I am using python 3.8 docker image, you can reproduce it like so:

iqbal@iqbalaydrus ~ % docker run -it python:3.8 python
Python 3.8.2 (default, Feb 26 2020, 14:58:38) 
[GCC 8.3.0] on linux
Type "help", "copyright", "credits" or "license" for more information.
>>> import mimetypes
>>> a = mimetypes.MimeTypes()
>>> a.guess_extension('application/vnd.openxmlformats-officedocument.wordprocessingml.document')
>>> 

also doesn't work on latest macos:

iqbal@iqbalaydrus ~ % python3
Python 3.8.2 (default, Mar 11 2020, 00:29:50) 
[Clang 11.0.0 (clang-1100.0.33.17)] on darwin
Type "help", "copyright", "credits" or "license" for more information.
>>> import mimetypes
>>> a = mimetypes.MimeTypes()
>>> a.guess_extension('application/vnd.openxmlformats-officedocument.wordprocessingml.document')
>>> 

On both systems, the docx mimetypes exist. python docker image:

iqbal@iqbalaydrus ~ % docker run -it python:3.8 python
Python 3.8.2 (default, Feb 26 2020, 14:58:38) 
[GCC 8.3.0] on linux
Type "help", "copyright", "credits" or "license" for more information.
>>> from mimetypes import knownfiles
>>> import os
>>> [d for d in knownfiles if os.path.exists(d)]
['/etc/mime.types']
>>> [d for d in open('/etc/mime.types').readlines() if d.startswith('application/vnd.openxmlformats-officedocument.wordprocessingml.document')]
['application/vnd.openxmlformats-officedocument.wordprocessingml.document\t\tdocx\n']
>>> 

macos:

iqbal@iqbalaydrus ~ % python3
Python 3.8.2 (default, Mar 11 2020, 00:29:50) 
[Clang 11.0.0 (clang-1100.0.33.17)] on darwin
Type "help", "copyright", "credits" or "license" for more information.
>>> from mimetypes import knownfiles
>>> import os
>>> [d for d in knownfiles if os.path.exists(d)]
['/etc/apache2/mime.types']
>>> [d for d in open('/etc/apache2/mime.types').readlines() if d.startswith('application/vnd.openxmlformats-officedocument.wordprocessingml.document')]
['application/vnd.openxmlformats-officedocument.wordprocessingml.document\tdocx\n']
>>>

After another digging, I mostly can confirm it's the fault at python's mimetypes package.

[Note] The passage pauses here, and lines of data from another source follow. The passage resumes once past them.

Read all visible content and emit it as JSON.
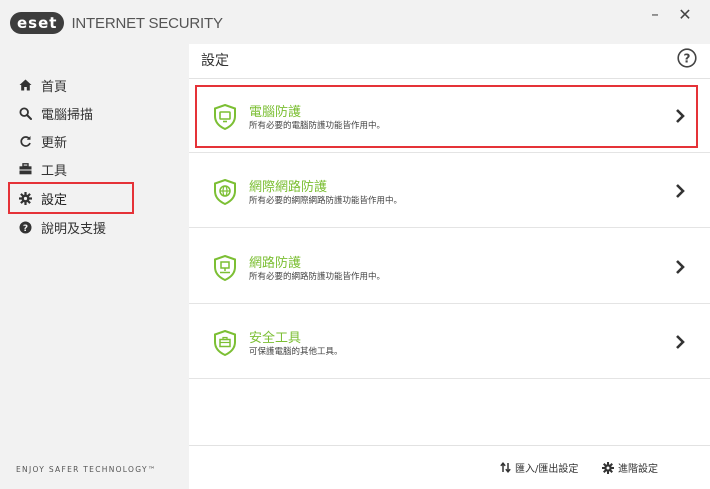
{
  "app": {
    "logo_text": "eset",
    "product_name": "INTERNET SECURITY",
    "tagline": "ENJOY SAFER TECHNOLOGY™"
  },
  "window_controls": {
    "minimize": "–",
    "close": "✕"
  },
  "sidebar": {
    "items": [
      {
        "label": "首頁",
        "icon": "home-icon",
        "active": false
      },
      {
        "label": "電腦掃描",
        "icon": "search-icon",
        "active": false
      },
      {
        "label": "更新",
        "icon": "refresh-icon",
        "active": false
      },
      {
        "label": "工具",
        "icon": "toolbox-icon",
        "active": false
      },
      {
        "label": "設定",
        "icon": "gear-icon",
        "active": true
      },
      {
        "label": "說明及支援",
        "icon": "question-circle-icon",
        "active": false
      }
    ]
  },
  "main": {
    "title": "設定",
    "help_icon": "question-circle-icon",
    "cards": [
      {
        "title": "電腦防護",
        "description": "所有必要的電腦防護功能皆作用中。",
        "icon": "shield-monitor-icon",
        "highlighted": true
      },
      {
        "title": "網際網路防護",
        "description": "所有必要的網際網路防護功能皆作用中。",
        "icon": "shield-globe-icon",
        "highlighted": false
      },
      {
        "title": "網路防護",
        "description": "所有必要的網路防護功能皆作用中。",
        "icon": "shield-network-icon",
        "highlighted": false
      },
      {
        "title": "安全工具",
        "description": "可保護電腦的其他工具。",
        "icon": "shield-toolbox-icon",
        "highlighted": false
      }
    ]
  },
  "footer": {
    "import_export_label": "匯入/匯出設定",
    "advanced_label": "進階設定"
  },
  "colors": {
    "accent_green": "#7cbf34",
    "highlight_red": "#e53238",
    "sidebar_bg": "#f2f2f2"
  }
}
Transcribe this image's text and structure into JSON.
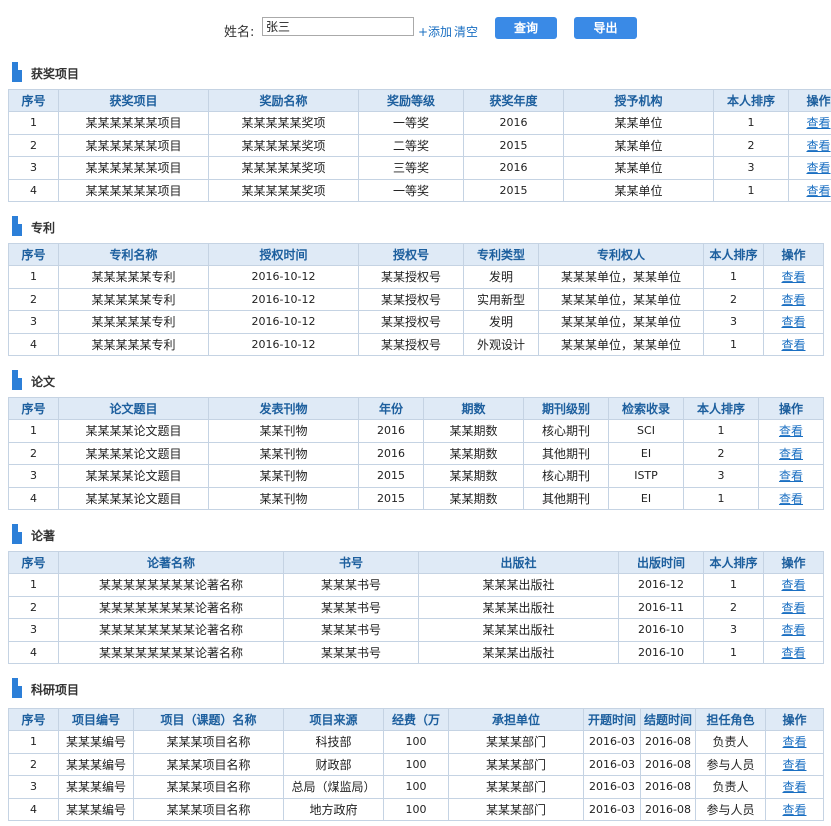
{
  "search": {
    "label": "姓名:",
    "value": "张三",
    "add": "+添加",
    "clear": "清空",
    "query": "查询",
    "export": "导出"
  },
  "view_label": "查看",
  "sections": [
    {
      "title": "获奖项目",
      "headers": [
        "序号",
        "获奖项目",
        "奖励名称",
        "奖励等级",
        "获奖年度",
        "授予机构",
        "本人排序",
        "操作"
      ],
      "rows": [
        [
          "1",
          "某某某某某某项目",
          "某某某某某奖项",
          "一等奖",
          "2016",
          "某某单位",
          "1"
        ],
        [
          "2",
          "某某某某某某项目",
          "某某某某某奖项",
          "二等奖",
          "2015",
          "某某单位",
          "2"
        ],
        [
          "3",
          "某某某某某某项目",
          "某某某某某奖项",
          "三等奖",
          "2016",
          "某某单位",
          "3"
        ],
        [
          "4",
          "某某某某某某项目",
          "某某某某某奖项",
          "一等奖",
          "2015",
          "某某单位",
          "1"
        ]
      ]
    },
    {
      "title": "专利",
      "headers": [
        "序号",
        "专利名称",
        "授权时间",
        "授权号",
        "专利类型",
        "专利权人",
        "本人排序",
        "操作"
      ],
      "rows": [
        [
          "1",
          "某某某某某专利",
          "2016-10-12",
          "某某授权号",
          "发明",
          "某某某单位，某某单位",
          "1"
        ],
        [
          "2",
          "某某某某某专利",
          "2016-10-12",
          "某某授权号",
          "实用新型",
          "某某某单位，某某单位",
          "2"
        ],
        [
          "3",
          "某某某某某专利",
          "2016-10-12",
          "某某授权号",
          "发明",
          "某某某单位，某某单位",
          "3"
        ],
        [
          "4",
          "某某某某某专利",
          "2016-10-12",
          "某某授权号",
          "外观设计",
          "某某某单位，某某单位",
          "1"
        ]
      ]
    },
    {
      "title": "论文",
      "headers": [
        "序号",
        "论文题目",
        "发表刊物",
        "年份",
        "期数",
        "期刊级别",
        "检索收录",
        "本人排序",
        "操作"
      ],
      "rows": [
        [
          "1",
          "某某某某论文题目",
          "某某刊物",
          "2016",
          "某某期数",
          "核心期刊",
          "SCI",
          "1"
        ],
        [
          "2",
          "某某某某论文题目",
          "某某刊物",
          "2016",
          "某某期数",
          "其他期刊",
          "EI",
          "2"
        ],
        [
          "3",
          "某某某某论文题目",
          "某某刊物",
          "2015",
          "某某期数",
          "核心期刊",
          "ISTP",
          "3"
        ],
        [
          "4",
          "某某某某论文题目",
          "某某刊物",
          "2015",
          "某某期数",
          "其他期刊",
          "EI",
          "1"
        ]
      ]
    },
    {
      "title": "论著",
      "headers": [
        "序号",
        "论著名称",
        "书号",
        "出版社",
        "出版时间",
        "本人排序",
        "操作"
      ],
      "rows": [
        [
          "1",
          "某某某某某某某某论著名称",
          "某某某书号",
          "某某某出版社",
          "2016-12",
          "1"
        ],
        [
          "2",
          "某某某某某某某某论著名称",
          "某某某书号",
          "某某某出版社",
          "2016-11",
          "2"
        ],
        [
          "3",
          "某某某某某某某某论著名称",
          "某某某书号",
          "某某某出版社",
          "2016-10",
          "3"
        ],
        [
          "4",
          "某某某某某某某某论著名称",
          "某某某书号",
          "某某某出版社",
          "2016-10",
          "1"
        ]
      ]
    },
    {
      "title": "科研项目",
      "headers": [
        "序号",
        "项目编号",
        "项目（课题）名称",
        "项目来源",
        "经费（万",
        "承担单位",
        "开题时间",
        "结题时间",
        "担任角色",
        "操作"
      ],
      "rows": [
        [
          "1",
          "某某某编号",
          "某某某项目名称",
          "科技部",
          "100",
          "某某某部门",
          "2016-03",
          "2016-08",
          "负责人"
        ],
        [
          "2",
          "某某某编号",
          "某某某项目名称",
          "财政部",
          "100",
          "某某某部门",
          "2016-03",
          "2016-08",
          "参与人员"
        ],
        [
          "3",
          "某某某编号",
          "某某某项目名称",
          "总局（煤监局）",
          "100",
          "某某某部门",
          "2016-03",
          "2016-08",
          "负责人"
        ],
        [
          "4",
          "某某某编号",
          "某某某项目名称",
          "地方政府",
          "100",
          "某某某部门",
          "2016-03",
          "2016-08",
          "参与人员"
        ]
      ]
    }
  ]
}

The MimeTypes class only loads its default hardcoded types_map and didn't include the OS provided mimetype. Its init method:

    def __init__(self, filenames=(), strict=True):
        if not inited:
            init()
        self.encodings_map = _encodings_map_default.copy()
        self.suffix_map = _suffix_map_default.copy()
        self.types_map = ({}, {}) # dict for (non-strict, strict)
        self.types_map_inv = ({}, {})
        for (ext, type) in _types_map_default.items():
            self.add_type(type, ext, True)
        for (ext, type) in _common_types_default.items():
            self.add_type(type, ext, False)
        for name in filenames:
            self.read(name, strict)

should be: (didn't test it though)

    def __init__(self, filenames=(), strict=True):
        if not inited:
            init()
        self.encodings_map = encodings_map.copy()
        self.suffix_map = suffix_map.copy()
        self.types_map = ({}, {}) # dict for (non-strict, strict)
        self.types_map_inv = ({}, {})
        for (ext, type) in types_map.items():
            self.add_type(type, ext, True)
        for (ext, type) in common_types.items():
            self.add_type(type, ext, False)
        for name in filenames:
            self.read(name, strict)

And I think we can force OS mimetype files with:

iqbal@iqbalaydrus ~ % python3
Python 3.8.2 (default, Mar 11 2020, 00:29:50) 
[Clang 11.0.0 (clang-1100.0.33.17)] on darwin
Type "help", "copyright", "credits" or "license" for more information.
>>> import mimetypes
>>> import os
>>> a = mimetypes.MimeTypes(filenames=[d for d in mimetypes.knownfiles if os.path.isfile(d)])
>>> a.guess_extension('application/vnd.openxmlformats-officedocument.wordprocessingml.document')
'.docx'
>>> 
iqbal@iqbalaydrus ~ % docker run -it python:3.8 python
Python 3.8.2 (default, Feb 26 2020, 14:58:38) 
[GCC 8.3.0] on linux
Type "help", "copyright", "credits" or "license" for more information.
>>> import mimetypes
>>> import os
>>> a = mimetypes.MimeTypes(filenames=[d for d in mimetypes.knownfiles if os.path.isfile(d)])
>>> a.guess_extension('application/vnd.openxmlformats-officedocument.wordprocessingml.document')
'.docx'
>>>